Noite de Inverno, ela bem escura e fria...
Chove, há tanto frio, e trovoada
E toda a gente quase em sintonia
Regressa a casa, a casa abençoada...

Parecendo indiferente ao frio que corta,
Criança, rotas vestes, seminua
Enrosca-se ali mesmo em vão de porta
Para uma noite mais, juntinha à rua

Dum saco velho tira o seu pãozinho
Que é tudo o que lhe resta para jantar
Na fronte guarda ainda algum carinho
Que alguém há pouco deu, quando ao passar...

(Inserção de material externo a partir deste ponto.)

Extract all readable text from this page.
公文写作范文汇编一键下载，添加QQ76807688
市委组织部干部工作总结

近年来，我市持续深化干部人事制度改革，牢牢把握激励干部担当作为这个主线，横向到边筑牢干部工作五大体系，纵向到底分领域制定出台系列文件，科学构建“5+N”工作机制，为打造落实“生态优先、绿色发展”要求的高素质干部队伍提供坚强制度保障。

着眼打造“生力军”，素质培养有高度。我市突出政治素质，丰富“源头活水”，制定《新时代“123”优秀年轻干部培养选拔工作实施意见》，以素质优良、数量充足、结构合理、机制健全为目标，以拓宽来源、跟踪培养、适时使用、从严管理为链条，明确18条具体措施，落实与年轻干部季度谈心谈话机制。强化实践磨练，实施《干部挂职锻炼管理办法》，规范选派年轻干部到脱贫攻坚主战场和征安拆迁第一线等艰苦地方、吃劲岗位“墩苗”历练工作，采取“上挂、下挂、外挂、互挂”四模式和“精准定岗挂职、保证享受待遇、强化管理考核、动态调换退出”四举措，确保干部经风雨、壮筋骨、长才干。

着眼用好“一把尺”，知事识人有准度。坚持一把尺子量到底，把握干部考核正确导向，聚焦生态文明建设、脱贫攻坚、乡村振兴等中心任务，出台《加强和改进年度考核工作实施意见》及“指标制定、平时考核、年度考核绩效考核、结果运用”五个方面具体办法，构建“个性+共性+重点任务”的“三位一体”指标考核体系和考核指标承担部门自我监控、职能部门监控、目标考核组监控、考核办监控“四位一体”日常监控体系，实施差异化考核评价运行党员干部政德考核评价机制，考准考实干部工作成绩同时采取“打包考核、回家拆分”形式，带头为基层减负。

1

Enquanto exposta assim, tanto tirita
Vai comendo, de pão, aquele pouco
Uma carinha suja mas bonita
Olhinhos a olhar um mundo louco

Depois já não resiste...é o cansaço
O seu frágil corpinho desfalece
Circunda os joelhitos num abraço
É nessa posição que ela adormece

E sonha com o dia que passou
Com um sorriso dado por alguém
E odeia quem um dia a escorraçou
E a fez sair do lar que já não tem

A chuva cai... vem vento de rajada
Nos lares não se "nota", há o conforto...
Mas a criança ali, enregelada,
Pode pela manhã ser um ser morto

Será ainda assim a indiferença
Se tal acontecer... E no jornal
Em letrinhas minúsculas de imprensa
Ler-se-á : " morreu mais um marginal".


Joaquim Sustelo

(Na sequência do poema "Meninos de rua" tão carinhosamente posto em alguns Grupos de poesia pela minha amiga Marta Lima (Ventania), logo seguido por outros poemas de outras poetisas, sobre o mesmo tema: Cecília, Mercedes Pordéus, Mara Inês, Carmo Vasconcelos... às quais quero aqui deixar todo o meu apreço).